A more recent development is even more likely to engulf the team: Chris Froome’s positive test for salbutamol during last year’s Vuelta. If Wiggins’ late transition from track star to Tour winner was remarkable, Froome’s sudden metamorphosis was arguably the most startling in the history of cycling.

In summer 2011, a 26-year-old Froome was seemingly surplus to requirements at Sky after being overlooked for Tour selection for the second season running, but a surprise second place at the Vuelta earned him a new contract. He placed second to Wiggins at the 2012 Tour, and then surpassed his old leader’s achievements by winning four of the next five Tours.

Froome’s disquieting dominance aroused considerable suspicion, though he always politely pleaded innocence, and was even initially reticent to support Brailsford publicly in early 2017. After the salbutamol positive, both men are back in the same boat, straining to save their careers.

Salbutamol, familiar to many from asthma inhalers, is listed by Wada as a ‘specified substance’, which means a positive test does not trigger an automatic suspension. Instead, Froome has a chance to provide an explanation for the abnormally high level of salbutamol in his system, and he can compete until the case is resolved.

He has a lot of explaining to do. His sample contained a hefty 2,000ng/ml of salbutamol — twice the allowed threshold — yet he insists he did not take more than the permitted number of puffs from his salbutamol inhaler, which he claims to have used throughout his career to treat asthma.

Froome has hired Mike Morgan, who represented Maria Sharapova in her doping case, for the legal process, which would have been confidential had the story not been leaked to the press. The case will be as lengthy as it is costly, and seems destined to go all the way to the Court of Arbitration for Sport.

Despite the uncertainty over his status, Froome looks set to ride the Giro and Tour, to the bemusement of race organisers and rivals. After all, if Sky had signed up to the additional regulations of the MPCC, Froome would be withheld from competition until a verdict was reached.

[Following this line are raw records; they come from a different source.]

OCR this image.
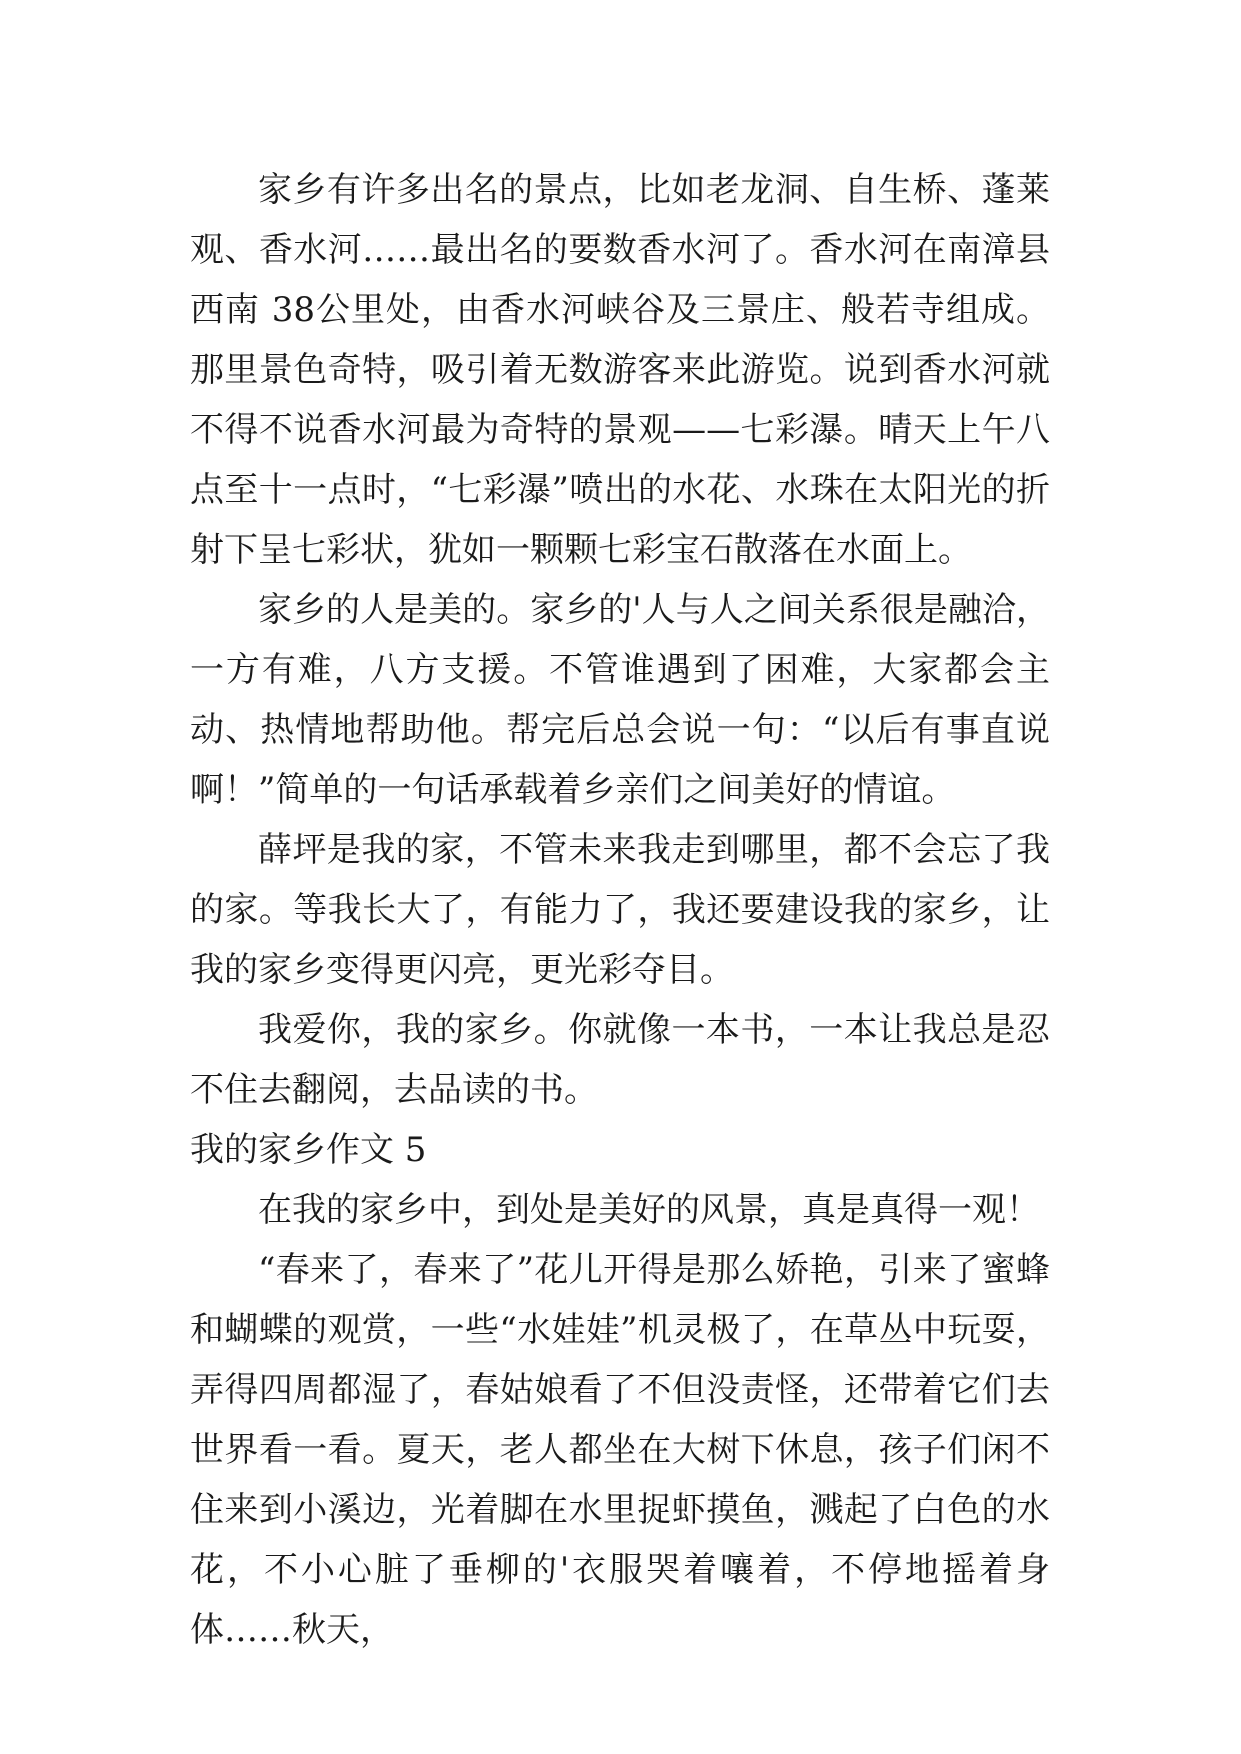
家乡有许多出名的景点，比如老龙洞、自生桥、蓬莱观、香水河……最出名的要数香水河了。香水河在南漳县西南 38公里处，由香水河峡谷及三景庄、般若寺组成。那里景色奇特，吸引着无数游客来此游览。说到香水河就不得不说香水河最为奇特的景观——七彩瀑。晴天上午八点至十一点时，“七彩瀑”喷出的水花、水珠在太阳光的折射下呈七彩状，犹如一颗颗七彩宝石散落在水面上。

家乡的人是美的。家乡的'人与人之间关系很是融洽，一方有难，八方支援。不管谁遇到了困难，大家都会主动、热情地帮助他。帮完后总会说一句：“以后有事直说啊！”简单的一句话承载着乡亲们之间美好的情谊。

薛坪是我的家，不管未来我走到哪里，都不会忘了我的家。等我长大了，有能力了，我还要建设我的家乡，让我的家乡变得更闪亮，更光彩夺目。

我爱你，我的家乡。你就像一本书，一本让我总是忍不住去翻阅，去品读的书。

我的家乡作文 5

在我的家乡中，到处是美好的风景，真是真得一观！

“春来了，春来了”花儿开得是那么娇艳，引来了蜜蜂和蝴蝶的观赏，一些“水娃娃”机灵极了，在草丛中玩耍，弄得四周都湿了，春姑娘看了不但没责怪，还带着它们去世界看一看。夏天，老人都坐在大树下休息，孩子们闲不住来到小溪边，光着脚在水里捉虾摸鱼，溅起了白色的水花，不小心脏了垂柳的'衣服哭着嚷着，不停地摇着身体……秋天，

The personal backing of Team Sky’s patron James Murdoch, son of Rupert, has allowed Brailsford to cling to an otherwise untenable position over the past 18 months. A formal doping sanction, however, would be the ultimate test of Murdoch’s support, especially as Froome has ruled out pleading guilty to negligence and accepting a reduced ban. The stakes are even higher than the committee hearing. This time, it’s all or nothing.

The movie’s over

Team Sky’s rise overlapped with the fall of Lance Armstrong, and that coincidence sufficed for some to laud Brailsford’s team as the bastion of a new, cleaner cycling. Others felt a nagging sense of deja vu.

In July 2016, Floyd Landis, the man who helped eviscerate the Armstrong myth, returned to Paris for the first time since he had worn the yellow jersey on the Champs-Élysées ten years previously, when he was later stripped of Tour victory after testing positive for testosterone.

Rather than watch the final stage from the roadside, Landis spent the afternoon in the lobby of the Hyatt Regency Hotel, and only intermittently glanced at a muted television as a beaming Froome pedalled towards glory.

“We know the script. We’ve seen this before,” said Landis. “We also know the ending, which is fine. You just enjoy it, and then the movie’s over and you start a new one.”